After miles of nocturnal riding, we dismount at sunup and pick apart the basin with our optics. I'm alarmed to see the decades-old wreckage of a small airplane shattered against a sheer headwall, looking like a moth smashed on a lampshade.

The next hours alternately flash and crawl by. We spy a lone ram bedded in a high grassy basin, high above the wreckage. Even at this distance, we know he’s mature, and killable if he stays in the basin. We ride a mile, then picket the horses in the stunted grass and make short, breathless work of another mile-long climb at 10,000 feet above sea level.

We peer into the basin, but the ram is gone. After several anxious minutes, I finally relocate him, feeding away from us in a boulder field. I spider my way within rifle range while Lee spots from a vantage point. I place a solid hit with my Forbes .30/06 and waste a second shot anchoring the ram. He's on a slope so steep that when I finally lift his head to thank him for 20 years of persistence, the ram skids 40 feet on the loose scree and nearly gets away from me, tumbling down to the shattered airplane. I hold his head like a rodeo bulldogger and finally stop his slide.
I drag the ram to a flat spot while Lee fetches the stock, and then we carve up the carcass, loading sheep meat in packsaddle panniers and lashing the head to the back of a balky mule. While Lee tightens the lashing, I turn the secret coin over in my pocket.

Date With History

The author and his 9 1/2-year-old ram, and the tents at Camp Monaco.

The main thing I recall about our pack off the mountain was how sure I was that it would end badly. The pack stock was bleeding with rock-cut hocks and wild-eyed with unfocused anxiety. I was sure my horse would knock loose a rock the size of a suitcase that would crush my legs. But Lee’s confidence prevailed, and we rode into Camp Monaco that evening as conquering heroes. Sure, we still had to make supper and fetch water, but everything was different. I was a sheep hunter.

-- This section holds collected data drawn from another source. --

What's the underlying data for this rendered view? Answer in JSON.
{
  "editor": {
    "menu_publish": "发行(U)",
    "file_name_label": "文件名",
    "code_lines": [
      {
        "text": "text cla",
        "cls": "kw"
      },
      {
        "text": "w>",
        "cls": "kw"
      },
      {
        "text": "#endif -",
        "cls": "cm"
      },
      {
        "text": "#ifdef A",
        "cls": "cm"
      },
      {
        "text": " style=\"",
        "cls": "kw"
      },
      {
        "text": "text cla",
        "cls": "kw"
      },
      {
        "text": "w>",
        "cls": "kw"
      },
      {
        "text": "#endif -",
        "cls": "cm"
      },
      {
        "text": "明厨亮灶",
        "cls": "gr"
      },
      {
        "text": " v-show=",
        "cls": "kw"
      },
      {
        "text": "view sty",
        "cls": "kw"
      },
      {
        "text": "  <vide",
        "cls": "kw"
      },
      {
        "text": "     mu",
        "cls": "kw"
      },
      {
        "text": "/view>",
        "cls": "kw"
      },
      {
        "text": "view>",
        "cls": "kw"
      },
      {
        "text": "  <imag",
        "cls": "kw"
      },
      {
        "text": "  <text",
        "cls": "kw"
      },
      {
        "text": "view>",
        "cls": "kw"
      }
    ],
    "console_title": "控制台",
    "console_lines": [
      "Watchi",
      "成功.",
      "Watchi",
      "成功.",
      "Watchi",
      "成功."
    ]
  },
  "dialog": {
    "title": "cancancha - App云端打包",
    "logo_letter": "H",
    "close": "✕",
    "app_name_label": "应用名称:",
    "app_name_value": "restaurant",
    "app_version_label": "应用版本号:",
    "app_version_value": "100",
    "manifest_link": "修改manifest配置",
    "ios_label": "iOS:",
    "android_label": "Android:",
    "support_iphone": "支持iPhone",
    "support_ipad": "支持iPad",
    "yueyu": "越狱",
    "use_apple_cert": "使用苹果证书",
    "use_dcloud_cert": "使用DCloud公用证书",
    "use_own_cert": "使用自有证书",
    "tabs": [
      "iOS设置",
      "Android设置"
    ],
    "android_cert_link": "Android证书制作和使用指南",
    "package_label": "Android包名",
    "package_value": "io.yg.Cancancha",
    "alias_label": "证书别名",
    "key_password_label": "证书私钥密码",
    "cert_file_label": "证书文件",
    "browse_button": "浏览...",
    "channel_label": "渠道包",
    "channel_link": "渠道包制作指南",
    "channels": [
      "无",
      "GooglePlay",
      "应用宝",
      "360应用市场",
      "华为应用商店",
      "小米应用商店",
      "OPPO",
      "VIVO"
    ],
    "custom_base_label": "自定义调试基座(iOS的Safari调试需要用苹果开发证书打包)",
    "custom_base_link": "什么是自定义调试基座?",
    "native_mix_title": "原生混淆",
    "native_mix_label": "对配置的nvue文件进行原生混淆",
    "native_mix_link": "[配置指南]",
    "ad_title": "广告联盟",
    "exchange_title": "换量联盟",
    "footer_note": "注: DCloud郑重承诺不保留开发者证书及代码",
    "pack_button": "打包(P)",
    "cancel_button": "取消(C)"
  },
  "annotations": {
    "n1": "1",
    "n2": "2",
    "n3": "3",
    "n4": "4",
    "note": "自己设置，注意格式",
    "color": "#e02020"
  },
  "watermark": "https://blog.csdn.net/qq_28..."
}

Later that night, with a bellyful of ram meat and celebratory whiskey, I staggered out of the tent into the night. Up on the meat scaffold, above the reach of grizzlies, I could see my game bags heavy with mutton swinging in the mountain breeze and my ram's horns silhouetted by the starlight. The horses' bells played across the meadow and the Shoshone River chattered in the dark.
I stood on the Camp Monaco stump and drew the antique nickel out of my pocket. This is a gift—this place, this ram, and this experience so long anticipated but so unexpectedly complete. I balanced the coin on my thumbnail, felt its weight and its history, and flicked it up into the wild, immense night.